Bunlar, güzel gelişmeler. Bir düşünün, insanlar gelişmeye devam etsin diye kesilen milyarlarca ağacın belkide kurtarıcısı olacak! Olacak mı? İşte asıl mesele... Bu kadar ağacın kesilmesine rağmen okutamadığımız insanlarımız, 20 ytlye kitap almazken, 4 ytlye korsanını almazken, aldığı kitabı okumazken, 350 ytl verip sadece cihaza daha sonra yüklediği paralı veya bedava kitapları okuyabilir mi?Üzgünüm, ben bu konuda umutsuzum...
Dünyayı yok etmeden hayatımızı kolaylaştıran bu gelişmelere "evet", ve mücadele sanatını okumak için de sonuna kadar uygulamaya "evet".

2 Aralık 2007 Pazar

Tüketim toplumundan nereye

Tüketim toplumuyuz... İnkar edebilirmiyiz.
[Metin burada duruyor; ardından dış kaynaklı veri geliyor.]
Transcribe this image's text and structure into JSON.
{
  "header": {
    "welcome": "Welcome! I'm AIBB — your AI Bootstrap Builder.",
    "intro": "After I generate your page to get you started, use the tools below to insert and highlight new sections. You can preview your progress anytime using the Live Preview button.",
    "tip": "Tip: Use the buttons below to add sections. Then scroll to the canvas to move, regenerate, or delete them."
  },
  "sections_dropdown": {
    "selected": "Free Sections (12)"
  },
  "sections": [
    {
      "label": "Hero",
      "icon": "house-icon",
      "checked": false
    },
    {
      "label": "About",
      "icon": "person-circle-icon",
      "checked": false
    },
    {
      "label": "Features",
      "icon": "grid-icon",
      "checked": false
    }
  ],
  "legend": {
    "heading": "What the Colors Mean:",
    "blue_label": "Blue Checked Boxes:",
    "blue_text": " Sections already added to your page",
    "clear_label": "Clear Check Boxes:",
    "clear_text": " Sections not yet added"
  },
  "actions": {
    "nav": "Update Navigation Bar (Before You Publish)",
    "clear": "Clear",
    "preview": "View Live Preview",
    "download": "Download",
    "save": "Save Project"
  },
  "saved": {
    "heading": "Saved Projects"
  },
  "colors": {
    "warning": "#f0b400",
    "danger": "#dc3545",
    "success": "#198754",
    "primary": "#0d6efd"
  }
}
Yeni bilgisayar, yeni cep telefonu, yeni elbise, yeni bilmem ne... Daha eskisinin canı çıkmadı. Olsun, ama yenisi çıkmış çok güzel, çok şık, çok güçlü.... Modern toplum dedikleri hayat şekli bu sanırım. Bu hayat şekline modern denmesi de bence tüketim zihniyetinden. Çünkü bana göre bu bir hastalık. Hepimiz hastayız ve hasta olmayı seviyoruz. Bize hasta denilmesini istemiyoruz ve onu bu kılıfa sokuyoruz: Modern hayat :) Belki de bu genetik bir hastalık... Bir çok sebebi olsa da gerçek şu: Biz tüketim toplumuyuz!
Tüketiyoruz bilinçsizce...
Bunun sonu ne olacak? Merak ettiğim soru buna DUR demelimiyiz, yoksa suna nasıl olsa yatağına oturur diyerek kendi haline mi bırakmalıyız?